Deaville adds, “Magna is very decentralized. We use this equipment and processes wherever it makes sense. So I’ll walk into a division somewhere, and there will be a half-dozen additive machines running that I didn’t even know about.”
Magna is no stranger to additive manufacturing technologies. Indeed, Deaville says that some 20 years ago, the company built a system that was used for in-house tool repair. What’s more, he adds, “I think we had the first EOS machine in North America, 20-odd years ago.”
Three Things
One could make the case that there are three areas where additive technologies are used:
Prototyping (the original application, which gave rise to the term “rapid prototyping”)
Tooling development
Serial production
According to Deaville, at Magna, prototyping is where the use of systems began. “It is still a huge use case,” he says. “We have lots of machines doing engineering models and concept development all the time.” He believes this is an area where the technology will always play a role.

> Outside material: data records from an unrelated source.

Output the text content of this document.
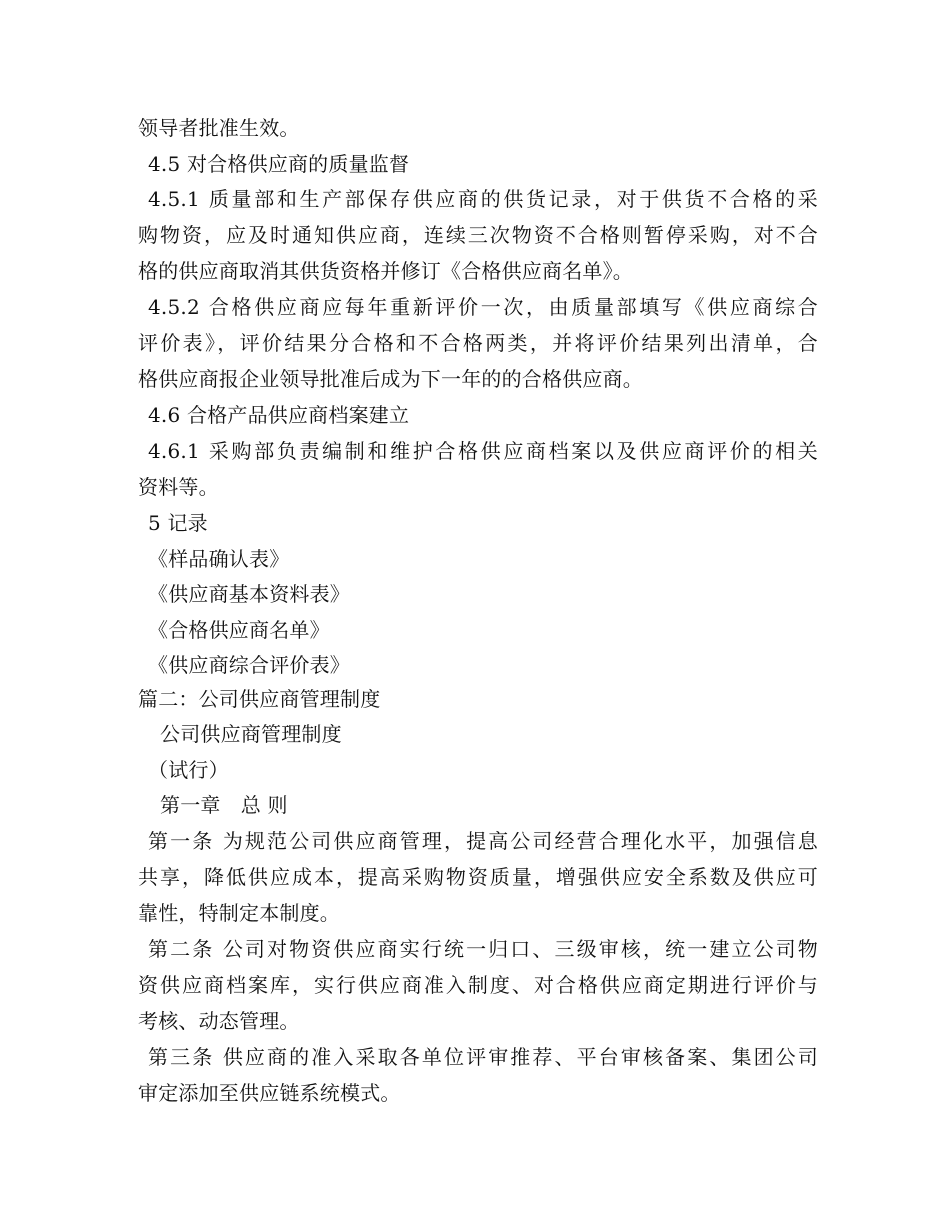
领导者批准生效。
4.5 对合格供应商的质量监督
4.5.1 质量部和生产部保存供应商的供货记录，对于供货不合格的采
购物资，应及时通知供应商，连续三次物资不合格则暂停采购，对不合
格的供应商取消其供货资格并修订《合格供应商名单》。
4.5.2 合格供应商应每年重新评价一次，由质量部填写《供应商综合
评价表》，评价结果分合格和不合格两类，并将评价结果列出清单，合
格供应商报企业领导批准后成为下一年的的合格供应商。
4.6 合格产品供应商档案建立
4.6.1 采购部负责编制和维护合格供应商档案以及供应商评价的相关
资料等。
5 记录
《样品确认表》
《供应商基本资料表》
《合格供应商名单》
《供应商综合评价表》
篇二：公司供应商管理制度
公司供应商管理制度
（试行）
第一章　总 则
第一条 为规范公司供应商管理，提高公司经营合理化水平，加强信息
共享，降低供应成本，提高采购物资质量，增强供应安全系数及供应可
靠性，特制定本制度。
第二条 公司对物资供应商实行统一归口、三级审核，统一建立公司物
资供应商档案库，实行供应商准入制度、对合格供应商定期进行评价与
考核、动态管理。
第三条 供应商的准入采取各单位评审推荐、平台审核备案、集团公司
审定添加至供应链系统模式。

Tooling is something that they use additive for, and there is a variety of processes being used to produce components.
On this subject, Deaville notes, “It is probably a small percentage of our use of additive.” No, it isn’t the case because Magna doesn’t have an extensive range of tooling applications, but rather they “use the supply base.” In other words, he explains, suppliers generally keep up to date faster on some process areas than Magna can, so there is a tendency to use them.
Still, he concedes that it is “really good to have some equipment in house so that you know you have the capability, and it provides the capacity for quick turnarounds.”

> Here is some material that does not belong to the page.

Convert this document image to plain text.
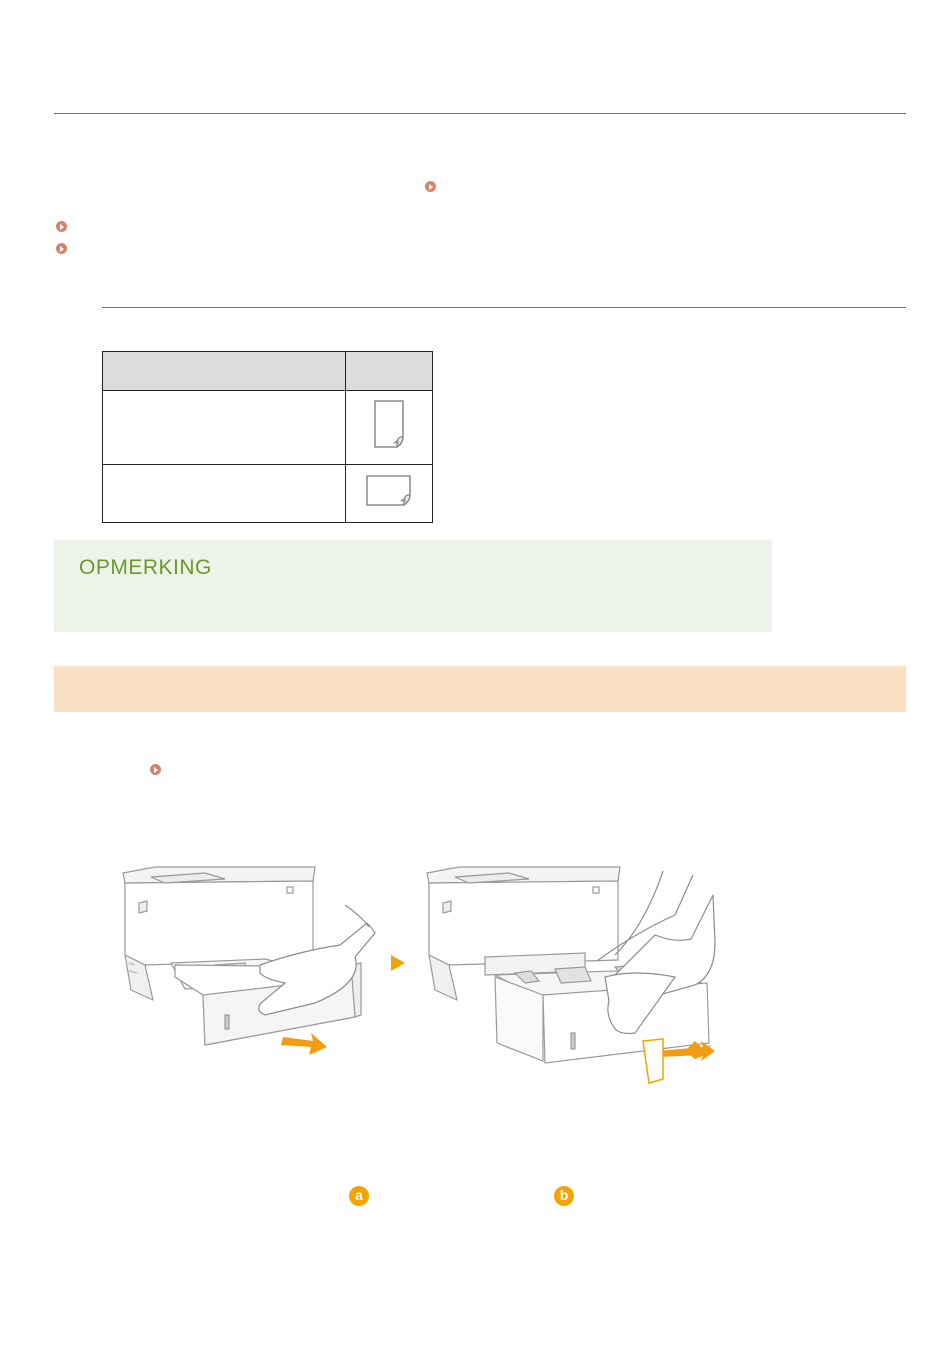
OPMERKING
a	b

This internal use of the technology has another important role, Deaville says. He thinks engineering design is absolutely important to have a handle on. The in-house equipment allows Magna personnel to keep up to speed on what additive allows in the way of design.
Specialization
Finally, serial production. “We are mostly in the high-volume world,” Deaville says. “So there is not so much applicability there.” Yet. While he thinks there will be growth in the production of end parts in the auto industry, he believes that lower-volume variants is where additive has the best potential. He cites, for example, the MINI Yours Customized product initiative from a few years back, where customers of MINI vehicles could design special trim components, such as dashboard trim strips and exterior side scuttle covers, that BMW would then produce. Specialized offerings like this carry a higher premium, so as automotive is highly price sensitive, the applicability of additive is different than, say, in aerospace, where they produce limited numbers of exceedingly high-value items, like nozzles for rockets.
Transitioning Capacity
However, as the auto industry is undergoing a transformation, there is more potential.

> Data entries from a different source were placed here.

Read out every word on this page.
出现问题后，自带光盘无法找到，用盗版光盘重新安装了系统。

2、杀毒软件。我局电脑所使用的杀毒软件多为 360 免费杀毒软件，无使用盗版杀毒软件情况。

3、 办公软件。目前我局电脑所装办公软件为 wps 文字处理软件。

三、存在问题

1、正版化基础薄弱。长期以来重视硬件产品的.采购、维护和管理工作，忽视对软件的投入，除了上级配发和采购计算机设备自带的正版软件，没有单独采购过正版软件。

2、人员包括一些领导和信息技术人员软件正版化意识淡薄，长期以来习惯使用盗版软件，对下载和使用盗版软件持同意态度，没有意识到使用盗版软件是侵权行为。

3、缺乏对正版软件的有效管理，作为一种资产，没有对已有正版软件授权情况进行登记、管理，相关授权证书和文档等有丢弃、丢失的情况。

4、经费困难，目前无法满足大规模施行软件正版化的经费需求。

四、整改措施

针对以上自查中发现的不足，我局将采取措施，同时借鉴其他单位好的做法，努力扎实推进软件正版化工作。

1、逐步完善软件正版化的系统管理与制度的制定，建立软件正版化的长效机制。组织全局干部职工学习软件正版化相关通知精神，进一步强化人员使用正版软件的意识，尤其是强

Not only is there the well-known shift to electrification, as well as increasing levels of driving automation, but also an influx of new manufacturers on the scene.
On the subject of the new entrants, Deaville rhetorically asks, “How do you provide components and products to these new customers? How do you mitigate those risks, challenges, and costs? It is easy to build a part if you know that you’re going to need a million of them. But if you need 200 today, and you don’t know how many you’re going to need tomorrow, that’s a different situation.”
As for electrification and automation, there are potential applications as well: Capital components that are designed, say, with integrated electronics that cannot be made another way could be where additive plays a bigger role.
In fact, Deaville thinks that the big breakthrough for additive will come not from the equipment or materials side but from the end-product side, from “a product that really needs this process, this technology. If someone finds that one …”
Then additive, even in automotive, will be a process just like milling and stamping.
And then there will be what’s next – the ongoing technological dynamic.